Mundialmente consagrada no jornalismo esportivo na TV, a ESPN assinou no Brasil um vexame histórico ao punir profissionais que fizeram críticas à gestão da CBF. A direção da emissora suspendeu seis integrantes que atuam no programa Linha de Passe. Numa das últimas edições, a mesa redonda analisou uma reportagem da revista Piauí sobre a gestão de Ednaldo Rodrigues à frente da entidade máxima do nosso futebol.

A direção brasileira da multinacional do grupo Disney não gostou dos comentários feitos na bancada da atração esportiva. Os “insubordinados” foram suspensos por dois dias das atividades no canal. Estamos diante de um caso explícito de tentativa de censura. O comando da casa diz respeitar a liberdade de imprensa, mas precisa ser informada previamente sobre o tema que vai ao ar. É uma postura errada – e autoritária.

O caso tem forte repercussão. O Sindicato dos Jornalistas de São Paulo e a Federação Nacional dos Jornalistas divulgaram nota de repúdio ao episódio, classificado de “inaceitável”. A iniciativa da ESPN surpreendeu a velha imprensa dado o aparente empenho de blindar a Confederação Brasileira de Futebol. Consta que Ednaldo Rodrigues acionou a cúpula do canal para reclamar do programa e exigir providências. Foi atendido.

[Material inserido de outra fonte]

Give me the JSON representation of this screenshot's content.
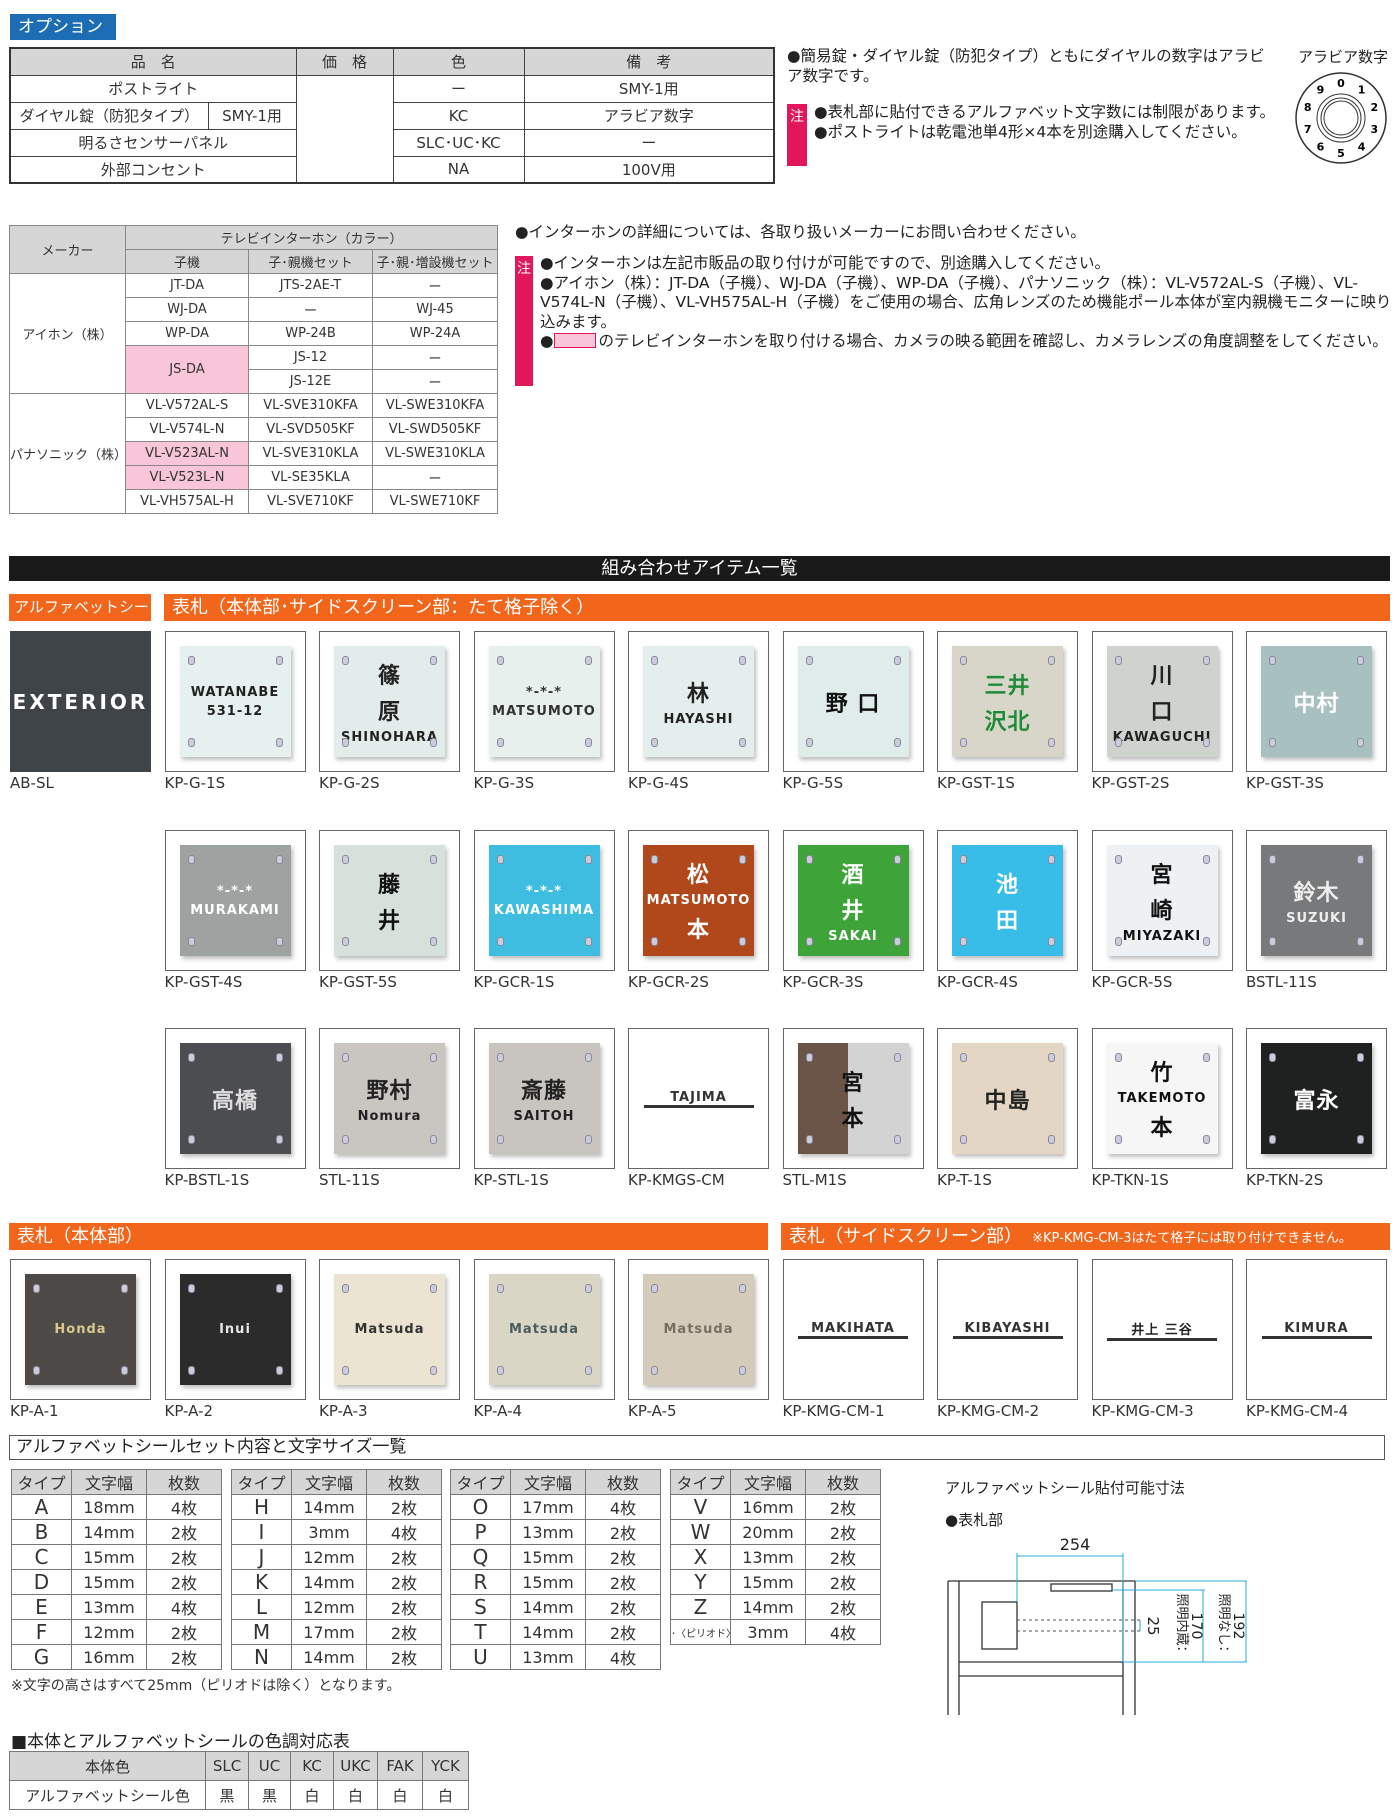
{
  "options": {
    "tag": "オプション",
    "headers": [
      "品　名",
      "価　格",
      "色",
      "備　考"
    ],
    "rows": [
      {
        "name": "ポストライト",
        "color": "ー",
        "note": "SMY-1用"
      },
      {
        "name": "ダイヤル錠（防犯タイプ）",
        "sub": "SMY-1用",
        "color": "KC",
        "note": "アラビア数字"
      },
      {
        "name": "明るさセンサーパネル",
        "color": "SLC･UC･KC",
        "note": "ー"
      },
      {
        "name": "外部コンセント",
        "color": "NA",
        "note": "100V用"
      }
    ],
    "note_main": "●簡易錠・ダイヤル錠（防犯タイプ）ともにダイヤルの数字はアラビア数字です。",
    "caution_label": "注",
    "cautions": [
      "●表札部に貼付できるアルファベット文字数には制限があります。",
      "●ポストライトは乾電池単4形×4本を別途購入してください。"
    ],
    "dial_label": "アラビア数字",
    "dial_digits": [
      "0",
      "1",
      "2",
      "3",
      "4",
      "5",
      "6",
      "7",
      "8",
      "9"
    ]
  },
  "intercom": {
    "maker_header": "メーカー",
    "group_header": "テレビインターホン（カラー）",
    "sub_headers": [
      "子機",
      "子･親機セット",
      "子･親･増設機セット"
    ],
    "makers": [
      "アイホン（株）",
      "パナソニック（株）"
    ],
    "aiphone_rows": [
      [
        "JT-DA",
        "JTS-2AE-T",
        "ー"
      ],
      [
        "WJ-DA",
        "ー",
        "WJ-45"
      ],
      [
        "WP-DA",
        "WP-24B",
        "WP-24A"
      ],
      [
        "JS-DA",
        "JS-12",
        "ー"
      ],
      [
        "",
        "JS-12E",
        "ー"
      ]
    ],
    "panasonic_rows": [
      [
        "VL-V572AL-S",
        "VL-SVE310KFA",
        "VL-SWE310KFA"
      ],
      [
        "VL-V574L-N",
        "VL-SVD505KF",
        "VL-SWD505KF"
      ],
      [
        "VL-V523AL-N",
        "VL-SVE310KLA",
        "VL-SWE310KLA"
      ],
      [
        "VL-V523L-N",
        "VL-SE35KLA",
        "ー"
      ],
      [
        "VL-VH575AL-H",
        "VL-SVE710KF",
        "VL-SWE710KF"
      ]
    ],
    "highlight_color": "#f8c6d8",
    "note_main": "●インターホンの詳細については、各取り扱いメーカーにお問い合わせください。",
    "caution_label": "注",
    "cautions": [
      "●インターホンは左記市販品の取り付けが可能ですので、別途購入してください。",
      "●アイホン（株）：JT-DA（子機）、WJ-DA（子機）、WP-DA（子機）、パナソニック（株）：VL-V572AL-S（子機）、VL-V574L-N（子機）、VL-VH575AL-H（子機）をご使用の場合、広角レンズのため機能ポール本体が室内親機モニターに映り込みます。"
    ],
    "caution_last_prefix": "●",
    "caution_last": "のテレビインターホンを取り付ける場合、カメラの映る範囲を確認し、カメラレンズの角度調整をしてください。"
  },
  "gallery": {
    "title": "組み合わせアイテム一覧",
    "header_alpha": "アルファベットシール",
    "header_main": "表札（本体部･サイドスクリーン部：たて格子除く）",
    "header_body": "表札（本体部）",
    "header_side": "表札（サイドスクリーン部）",
    "header_side_note": "※KP-KMG-CM-3はたて格子には取り付けできません。",
    "accent": "#f2661c",
    "rows": [
      [
        {
          "code": "AB-SL",
          "lines": [
            "EXTERIOR"
          ],
          "bg": "#3f4448",
          "fg": "#ffffff",
          "full": true
        },
        {
          "code": "KP-G-1S",
          "lines": [
            "WATANABE",
            "531-12"
          ],
          "bg": "#e6f0ef",
          "fg": "#222"
        },
        {
          "code": "KP-G-2S",
          "lines": [
            "篠",
            "原",
            "SHINOHARA"
          ],
          "bg": "#e2ecea",
          "fg": "#222"
        },
        {
          "code": "KP-G-3S",
          "lines": [
            "*-*-*",
            "MATSUMOTO"
          ],
          "bg": "#e8f0ee",
          "fg": "#333"
        },
        {
          "code": "KP-G-4S",
          "lines": [
            "林",
            "HAYASHI"
          ],
          "bg": "#e4eeec",
          "fg": "#222"
        },
        {
          "code": "KP-G-5S",
          "lines": [
            "野 口"
          ],
          "bg": "#dfecea",
          "fg": "#111"
        },
        {
          "code": "KP-GST-1S",
          "lines": [
            "三井",
            "沢北"
          ],
          "bg": "#d8d6c8",
          "fg": "#1f8a3a"
        },
        {
          "code": "KP-GST-2S",
          "lines": [
            "川",
            "口",
            "KAWAGUCHI"
          ],
          "bg": "#cfd3cd",
          "fg": "#222"
        },
        {
          "code": "KP-GST-3S",
          "lines": [
            "中村"
          ],
          "bg": "#a9c0c0",
          "fg": "#ffffff"
        }
      ],
      [
        null,
        {
          "code": "KP-GST-4S",
          "lines": [
            "*-*-*",
            "MURAKAMI"
          ],
          "bg": "#9ea3a1",
          "fg": "#ffffff"
        },
        {
          "code": "KP-GST-5S",
          "lines": [
            "藤",
            "井"
          ],
          "bg": "#d7e1dc",
          "fg": "#111"
        },
        {
          "code": "KP-GCR-1S",
          "lines": [
            "*-*-*",
            "KAWASHIMA"
          ],
          "bg": "#3fbde0",
          "fg": "#ffffff"
        },
        {
          "code": "KP-GCR-2S",
          "lines": [
            "松",
            "MATSUMOTO",
            "本"
          ],
          "bg": "#b0481c",
          "fg": "#ffffff"
        },
        {
          "code": "KP-GCR-3S",
          "lines": [
            "酒",
            "井",
            "SAKAI"
          ],
          "bg": "#3ea43a",
          "fg": "#ffffff"
        },
        {
          "code": "KP-GCR-4S",
          "lines": [
            "池",
            "田"
          ],
          "bg": "#38bde8",
          "fg": "#ffffff"
        },
        {
          "code": "KP-GCR-5S",
          "lines": [
            "宮",
            "崎",
            "MIYAZAKI"
          ],
          "bg": "#eef1f3",
          "fg": "#111"
        },
        {
          "code": "BSTL-11S",
          "lines": [
            "鈴木",
            "SUZUKI"
          ],
          "bg": "#77797b",
          "fg": "#eeeeee"
        }
      ],
      [
        null,
        {
          "code": "KP-BSTL-1S",
          "lines": [
            "高橋"
          ],
          "bg": "#4b4d50",
          "fg": "#dddddd"
        },
        {
          "code": "STL-11S",
          "lines": [
            "野村",
            "Nomura"
          ],
          "bg": "#c9c6c2",
          "fg": "#222"
        },
        {
          "code": "KP-STL-1S",
          "lines": [
            "斎藤",
            "SAITOH"
          ],
          "bg": "#c8c5c0",
          "fg": "#222"
        },
        {
          "code": "KP-KMGS-CM",
          "lines": [
            "TAJIMA"
          ],
          "bg": "#ffffff",
          "fg": "#333",
          "bar": true
        },
        {
          "code": "STL-M1S",
          "lines": [
            "宮",
            "本"
          ],
          "bg": "linear-gradient(90deg,#6a5448 0 45%,#d3d3d3 45%)",
          "fg": "#111"
        },
        {
          "code": "KP-T-1S",
          "lines": [
            "中島"
          ],
          "bg": "#e3d6c4",
          "fg": "#222"
        },
        {
          "code": "KP-TKN-1S",
          "lines": [
            "竹",
            "TAKEMOTO",
            "本"
          ],
          "bg": "#f6f6f6",
          "fg": "#111"
        },
        {
          "code": "KP-TKN-2S",
          "lines": [
            "富永"
          ],
          "bg": "#1f2120",
          "fg": "#ffffff"
        }
      ],
      [
        {
          "code": "KP-A-1",
          "lines": [
            "Honda"
          ],
          "bg": "#4d4a47",
          "fg": "#d8c890"
        },
        {
          "code": "KP-A-2",
          "lines": [
            "Inui"
          ],
          "bg": "#2b2b2b",
          "fg": "#e6e6e6"
        },
        {
          "code": "KP-A-3",
          "lines": [
            "Matsuda"
          ],
          "bg": "#ebe4d2",
          "fg": "#333"
        },
        {
          "code": "KP-A-4",
          "lines": [
            "Matsuda"
          ],
          "bg": "#d9d6c6",
          "fg": "#4b5b5e"
        },
        {
          "code": "KP-A-5",
          "lines": [
            "Matsuda"
          ],
          "bg": "#d4cbbb",
          "fg": "#7a6e60"
        },
        {
          "code": "KP-KMG-CM-1",
          "lines": [
            "MAKIHATA"
          ],
          "bg": "#ffffff",
          "fg": "#333",
          "bar": true
        },
        {
          "code": "KP-KMG-CM-2",
          "lines": [
            "KIBAYASHI"
          ],
          "bg": "#ffffff",
          "fg": "#333",
          "bar": true
        },
        {
          "code": "KP-KMG-CM-3",
          "lines": [
            "井上 三谷"
          ],
          "bg": "#ffffff",
          "fg": "#222",
          "bar": true
        },
        {
          "code": "KP-KMG-CM-4",
          "lines": [
            "KIMURA"
          ],
          "bg": "#ffffff",
          "fg": "#333",
          "bar": true
        }
      ]
    ]
  },
  "alphabet_sets": {
    "title": "アルファベットシールセット内容と文字サイズ一覧",
    "headers": [
      "タイプ",
      "文字幅",
      "枚数"
    ],
    "tables": [
      [
        [
          "A",
          "18mm",
          "4枚"
        ],
        [
          "B",
          "14mm",
          "2枚"
        ],
        [
          "C",
          "15mm",
          "2枚"
        ],
        [
          "D",
          "15mm",
          "2枚"
        ],
        [
          "E",
          "13mm",
          "4枚"
        ],
        [
          "F",
          "12mm",
          "2枚"
        ],
        [
          "G",
          "16mm",
          "2枚"
        ]
      ],
      [
        [
          "H",
          "14mm",
          "2枚"
        ],
        [
          "I",
          "3mm",
          "4枚"
        ],
        [
          "J",
          "12mm",
          "2枚"
        ],
        [
          "K",
          "14mm",
          "2枚"
        ],
        [
          "L",
          "12mm",
          "2枚"
        ],
        [
          "M",
          "17mm",
          "2枚"
        ],
        [
          "N",
          "14mm",
          "2枚"
        ]
      ],
      [
        [
          "O",
          "17mm",
          "4枚"
        ],
        [
          "P",
          "13mm",
          "2枚"
        ],
        [
          "Q",
          "15mm",
          "2枚"
        ],
        [
          "R",
          "15mm",
          "2枚"
        ],
        [
          "S",
          "14mm",
          "2枚"
        ],
        [
          "T",
          "14mm",
          "2枚"
        ],
        [
          "U",
          "13mm",
          "4枚"
        ]
      ],
      [
        [
          "V",
          "16mm",
          "2枚"
        ],
        [
          "W",
          "20mm",
          "2枚"
        ],
        [
          "X",
          "13mm",
          "2枚"
        ],
        [
          "Y",
          "15mm",
          "2枚"
        ],
        [
          "Z",
          "14mm",
          "2枚"
        ],
        [
          "･〈ピリオド〉",
          "3mm",
          "4枚"
        ]
      ]
    ],
    "footnote": "※文字の高さはすべて25mm（ピリオドは除く）となります。"
  },
  "diagram": {
    "title": "アルファベットシール貼付可能寸法",
    "subtitle": "●表札部",
    "dim_width": "254",
    "dim_letter": "25",
    "dim_light_label": "照明内蔵：",
    "dim_light": "170",
    "dim_nolight_label": "照明なし：",
    "dim_nolight": "192",
    "dim_color": "#29a8d8"
  },
  "color_table": {
    "title": "■本体とアルファベットシールの色調対応表",
    "row_header": "本体色",
    "body_colors": [
      "SLC",
      "UC",
      "KC",
      "UKC",
      "FAK",
      "YCK"
    ],
    "seal_label": "アルファベットシール色",
    "seal_colors": [
      "黒",
      "黒",
      "白",
      "白",
      "白",
      "白"
    ]
  }
}
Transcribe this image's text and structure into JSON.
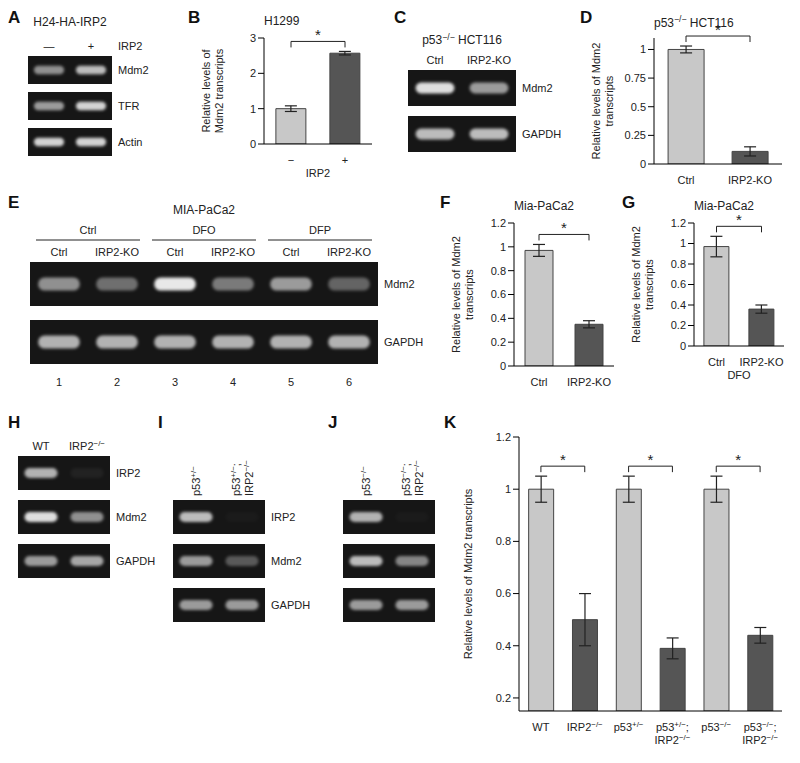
{
  "chart_data": [
    {
      "panel": "B",
      "type": "bar",
      "title": "H1299",
      "y_label": "Relative levels of Mdm2 transcripts",
      "x_label": "IRP2",
      "categories": [
        "−",
        "+"
      ],
      "values": [
        1,
        2.57
      ],
      "errors": [
        0.08,
        0.05
      ],
      "colors": [
        "#c8c8c8",
        "#555555"
      ],
      "ylim": [
        0,
        3
      ],
      "yticks": [
        0,
        1,
        2,
        3
      ],
      "significance": [
        {
          "from": 0,
          "to": 1,
          "label": "*"
        }
      ]
    },
    {
      "panel": "D",
      "type": "bar",
      "title": "p53−/− HCT116",
      "y_label": "Relative levels of Mdm2 transcripts",
      "categories": [
        "Ctrl",
        "IRP2-KO"
      ],
      "values": [
        1,
        0.11
      ],
      "errors": [
        0.03,
        0.04
      ],
      "colors": [
        "#c8c8c8",
        "#555555"
      ],
      "ylim": [
        0,
        1.1
      ],
      "yticks": [
        0,
        0.25,
        0.5,
        0.75,
        1
      ],
      "significance": [
        {
          "from": 0,
          "to": 1,
          "label": "*"
        }
      ]
    },
    {
      "panel": "F",
      "type": "bar",
      "title": "Mia-PaCa2",
      "y_label": "Relative levels of Mdm2 transcripts",
      "categories": [
        "Ctrl",
        "IRP2-KO"
      ],
      "values": [
        0.97,
        0.35
      ],
      "errors": [
        0.05,
        0.03
      ],
      "colors": [
        "#c8c8c8",
        "#555555"
      ],
      "ylim": [
        0,
        1.2
      ],
      "yticks": [
        0,
        0.2,
        0.4,
        0.6,
        0.8,
        1,
        1.2
      ],
      "significance": [
        {
          "from": 0,
          "to": 1,
          "label": "*"
        }
      ]
    },
    {
      "panel": "G",
      "type": "bar",
      "title": "Mia-PaCa2",
      "y_label": "Relative levels of Mdm2 transcripts",
      "x_label": "DFO",
      "categories": [
        "Ctrl",
        "IRP2-KO"
      ],
      "values": [
        0.97,
        0.36
      ],
      "errors": [
        0.1,
        0.04
      ],
      "colors": [
        "#c8c8c8",
        "#555555"
      ],
      "ylim": [
        0,
        1.2
      ],
      "yticks": [
        0,
        0.2,
        0.4,
        0.6,
        0.8,
        1,
        1.2
      ],
      "significance": [
        {
          "from": 0,
          "to": 1,
          "label": "*"
        }
      ]
    },
    {
      "panel": "K",
      "type": "bar",
      "y_label": "Relative levels of Mdm2 transcripts",
      "categories": [
        "WT",
        "IRP2−/−",
        "p53+/−",
        "p53+/−; IRP2−/−",
        "p53−/−",
        "p53−/−; IRP2−/−"
      ],
      "values": [
        1,
        0.5,
        1,
        0.39,
        1,
        0.44
      ],
      "errors": [
        0.05,
        0.1,
        0.05,
        0.04,
        0.05,
        0.03
      ],
      "colors": [
        "#c8c8c8",
        "#555555",
        "#c8c8c8",
        "#555555",
        "#c8c8c8",
        "#555555"
      ],
      "ylim": [
        0.15,
        1.2
      ],
      "yticks": [
        0.2,
        0.4,
        0.6,
        0.8,
        1,
        1.2
      ],
      "significance": [
        {
          "from": 0,
          "to": 1,
          "label": "*"
        },
        {
          "from": 2,
          "to": 3,
          "label": "*"
        },
        {
          "from": 4,
          "to": 5,
          "label": "*"
        }
      ]
    }
  ],
  "gels": [
    {
      "panel": "A",
      "title": "H24-HA-IRP2",
      "lane_label": "IRP2",
      "lanes": [
        "—",
        "+"
      ],
      "rows": [
        {
          "label": "Mdm2",
          "intensity": [
            0.55,
            0.75
          ]
        },
        {
          "label": "TFR",
          "intensity": [
            0.6,
            0.85
          ]
        },
        {
          "label": "Actin",
          "intensity": [
            0.85,
            0.85
          ]
        }
      ]
    },
    {
      "panel": "C",
      "title": "p53−/− HCT116",
      "lanes": [
        "Ctrl",
        "IRP2-KO"
      ],
      "rows": [
        {
          "label": "Mdm2",
          "intensity": [
            0.9,
            0.6
          ]
        },
        {
          "label": "GAPDH",
          "intensity": [
            0.75,
            0.75
          ]
        }
      ]
    },
    {
      "panel": "E",
      "title": "MIA-PaCa2",
      "groups": [
        "Ctrl",
        "DFO",
        "DFP"
      ],
      "lanes": [
        "Ctrl",
        "IRP2-KO",
        "Ctrl",
        "IRP2-KO",
        "Ctrl",
        "IRP2-KO"
      ],
      "lane_numbers": [
        1,
        2,
        3,
        4,
        5,
        6
      ],
      "rows": [
        {
          "label": "Mdm2",
          "intensity": [
            0.55,
            0.4,
            0.95,
            0.45,
            0.6,
            0.35
          ]
        },
        {
          "label": "GAPDH",
          "intensity": [
            0.7,
            0.7,
            0.7,
            0.7,
            0.7,
            0.7
          ]
        }
      ]
    },
    {
      "panel": "H",
      "lanes": [
        "WT",
        "IRP2−/−"
      ],
      "rows": [
        {
          "label": "IRP2",
          "intensity": [
            0.7,
            0.05
          ]
        },
        {
          "label": "Mdm2",
          "intensity": [
            0.9,
            0.55
          ]
        },
        {
          "label": "GAPDH",
          "intensity": [
            0.6,
            0.65
          ]
        }
      ]
    },
    {
      "panel": "I",
      "lanes": [
        "p53+/−",
        "p53+/−; IRP2−/−"
      ],
      "rows": [
        {
          "label": "IRP2",
          "intensity": [
            0.75,
            0.02
          ]
        },
        {
          "label": "Mdm2",
          "intensity": [
            0.6,
            0.3
          ]
        },
        {
          "label": "GAPDH",
          "intensity": [
            0.6,
            0.6
          ]
        }
      ]
    },
    {
      "panel": "J",
      "lanes": [
        "p53−/−",
        "p53−/−; IRP2−/−"
      ],
      "rows": [
        {
          "intensity": [
            0.7,
            0.02
          ]
        },
        {
          "intensity": [
            0.75,
            0.5
          ]
        },
        {
          "intensity": [
            0.6,
            0.6
          ]
        }
      ]
    }
  ]
}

Nos tempos de José Trajano, entre as décadas de 1990 e 2000, a ESPN Brasil praticou um jornalismo de alto nível. Além da criatividade dos programas e reportagens investigativas, a linha editorial crítica era uma “atração” especial da emissora. A turma se gabava da independência, uma escolha em contraponto ao oficialismo da Globo.

Ao longo dos anos, a emissora carioca cercou o esporte com os limites do entretenimento. O capítulo definitivo nesse sentido foi tirar a cobertura esportiva do guarda-chuva do jornalismo. Criou-se um departamento autônomo –uma autonomia para fechar negócios publicitários atropelando qualquer princípio jornalístico. Caso sério.

O episódio envolvendo ESPN e CBF é trágico. Revela o quanto a Casa Bandida do Futebol (a sigla rebatizada por Juca Kfouri) tem poderes aparentemente ilimitados. Não se pode apontar mais a Globo como único veículo parceiro da entidade em jogadas obscuras. 

A reportagem da Piauí revela uma antologia de abusos, negócios suspeitos e mamatas de toda ordem. O dinheiro corre solto para regalias, prêmios e supostos pagamento de propina. Tem até um capítulo alagoano nas histórias relatadas pela revista.

Diante de tudo o que está no texto, seria a CBF que deveria vir a público para se explicar. Mas a ESPN Brasil entendeu que o erro foi de seus jornalistas – que decidiram criticar a conduta e os métodos da confederação. Ou seja, blindagem total para a entidade.

Censura prévia vigorou no país durante a ditadura militar e em outros momentos de autoritarismo, como no varguismo. Não se pode dar como normal o que a ESPN acaba de fazer. Uma fase terrível para uma marca que já foi símbolo de liberdade de expressão.